Stability phenomena in the topology of moduli spaces

Abstract

The recent proof by Madsen and Weiss of Mumford's conjecture on the stable cohomology of moduli spaces of Riemann surfaces, was a dramatic example of an important theorem about the topology of moduli spaces. In this article we give a survey of families of classifying spaces and moduli spaces where stability occur in their topologies. Such theorems have been proved in many situations in the history of topology and geometry, and the payoff has often been quite remarkable. In this paper we discuss classical theorems such as the Freudenthal suspension theorem, Bott periodicity, and Whitney's embedding theorems. We then discuss more modern examples such as those involving configuration spaces of points in manifolds, holomorphic curves in complex manifolds, gauge theoretic moduli spaces, the stable topology of general linear groups, and pseudoisotopies of manifolds.

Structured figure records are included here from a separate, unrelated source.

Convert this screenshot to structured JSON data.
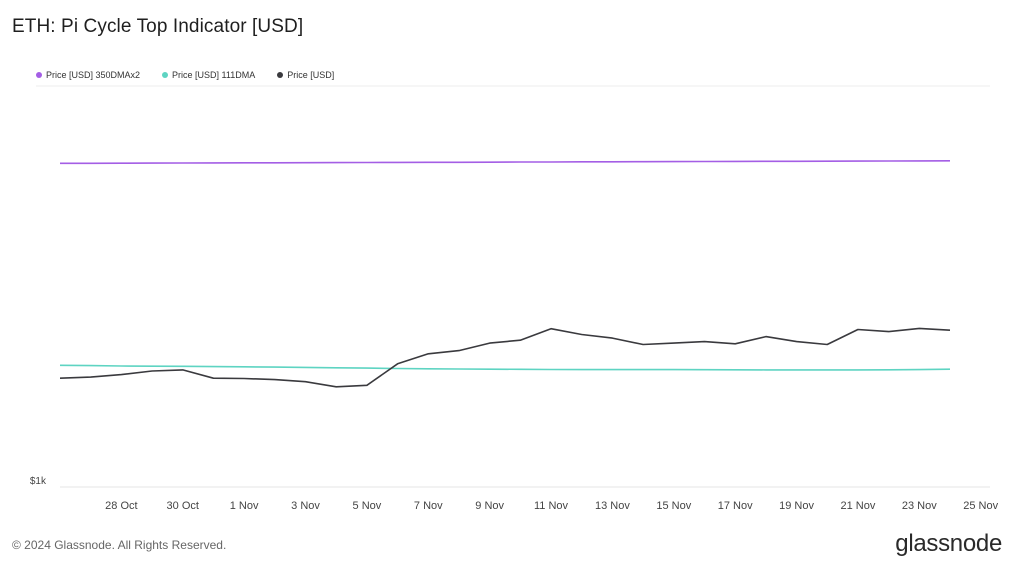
{
  "title": "ETH: Pi Cycle Top Indicator [USD]",
  "footer": {
    "copyright": "© 2024 Glassnode. All Rights Reserved.",
    "brand": "glassnode"
  },
  "chart_data": {
    "type": "line",
    "title": "ETH: Pi Cycle Top Indicator [USD]",
    "x_ticks": [
      "28 Oct",
      "30 Oct",
      "1 Nov",
      "3 Nov",
      "5 Nov",
      "7 Nov",
      "9 Nov",
      "11 Nov",
      "13 Nov",
      "15 Nov",
      "17 Nov",
      "19 Nov",
      "21 Nov",
      "23 Nov",
      "25 Nov"
    ],
    "y_tick_label": "$1k",
    "grid": false,
    "legend_position": "top-left",
    "x": [
      "2024-10-26",
      "2024-10-27",
      "2024-10-28",
      "2024-10-29",
      "2024-10-30",
      "2024-10-31",
      "2024-11-01",
      "2024-11-02",
      "2024-11-03",
      "2024-11-04",
      "2024-11-05",
      "2024-11-06",
      "2024-11-07",
      "2024-11-08",
      "2024-11-09",
      "2024-11-10",
      "2024-11-11",
      "2024-11-12",
      "2024-11-13",
      "2024-11-14",
      "2024-11-15",
      "2024-11-16",
      "2024-11-17",
      "2024-11-18",
      "2024-11-19",
      "2024-11-20",
      "2024-11-21",
      "2024-11-22",
      "2024-11-23",
      "2024-11-24"
    ],
    "ylim": [
      1000,
      6600
    ],
    "series": [
      {
        "name": "Price [USD] 350DMAx2",
        "color": "#a45ee5",
        "values": [
          5520,
          5521,
          5522,
          5523,
          5524,
          5526,
          5527,
          5528,
          5529,
          5530,
          5531,
          5533,
          5534,
          5535,
          5536,
          5538,
          5539,
          5541,
          5542,
          5543,
          5544,
          5546,
          5547,
          5548,
          5549,
          5550,
          5551,
          5553,
          5554,
          5556
        ]
      },
      {
        "name": "Price [USD] 111DMA",
        "color": "#5ed4c2",
        "values": [
          2700,
          2695,
          2690,
          2687,
          2685,
          2682,
          2678,
          2675,
          2670,
          2665,
          2660,
          2655,
          2650,
          2648,
          2645,
          2643,
          2641,
          2640,
          2640,
          2640,
          2639,
          2638,
          2637,
          2636,
          2635,
          2635,
          2636,
          2637,
          2640,
          2645
        ]
      },
      {
        "name": "Price [USD]",
        "color": "#3a3a3e",
        "values": [
          2520,
          2535,
          2570,
          2620,
          2635,
          2520,
          2515,
          2500,
          2470,
          2400,
          2420,
          2720,
          2860,
          2905,
          3010,
          3050,
          3210,
          3130,
          3080,
          2990,
          3010,
          3030,
          3000,
          3100,
          3030,
          2990,
          3200,
          3170,
          3215,
          3190
        ]
      }
    ]
  }
}
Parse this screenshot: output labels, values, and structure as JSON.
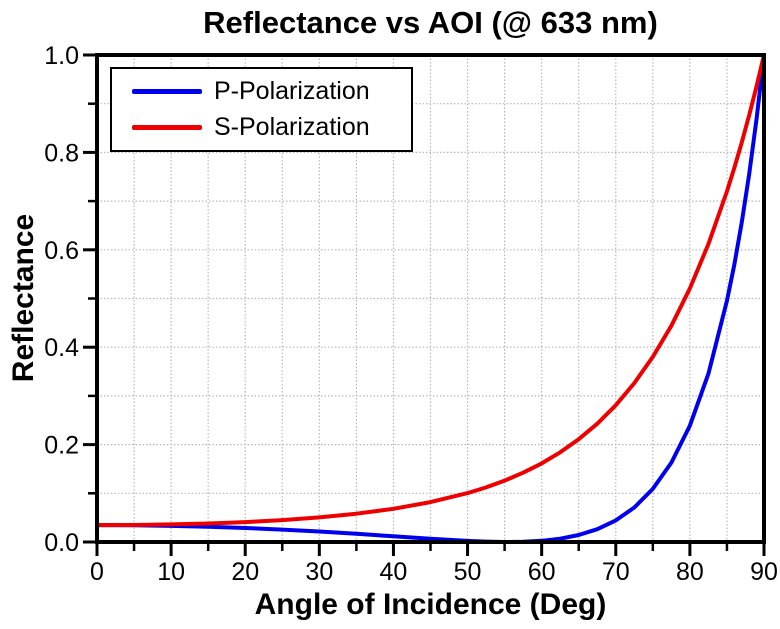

We then discuss the theorems regarding the moduli spaces of Riemann surfaces: Harer's theorem on the cohomology of moduli space, and the Madsen-Weiss theorem, which proves a generalization of Mumford's conjecture. We also describe Galatius's recent theorem on the stable cohomology of automorphisms of free groups. We end by speculating on the existence of general conditions in which one might expect these phenomena to occur.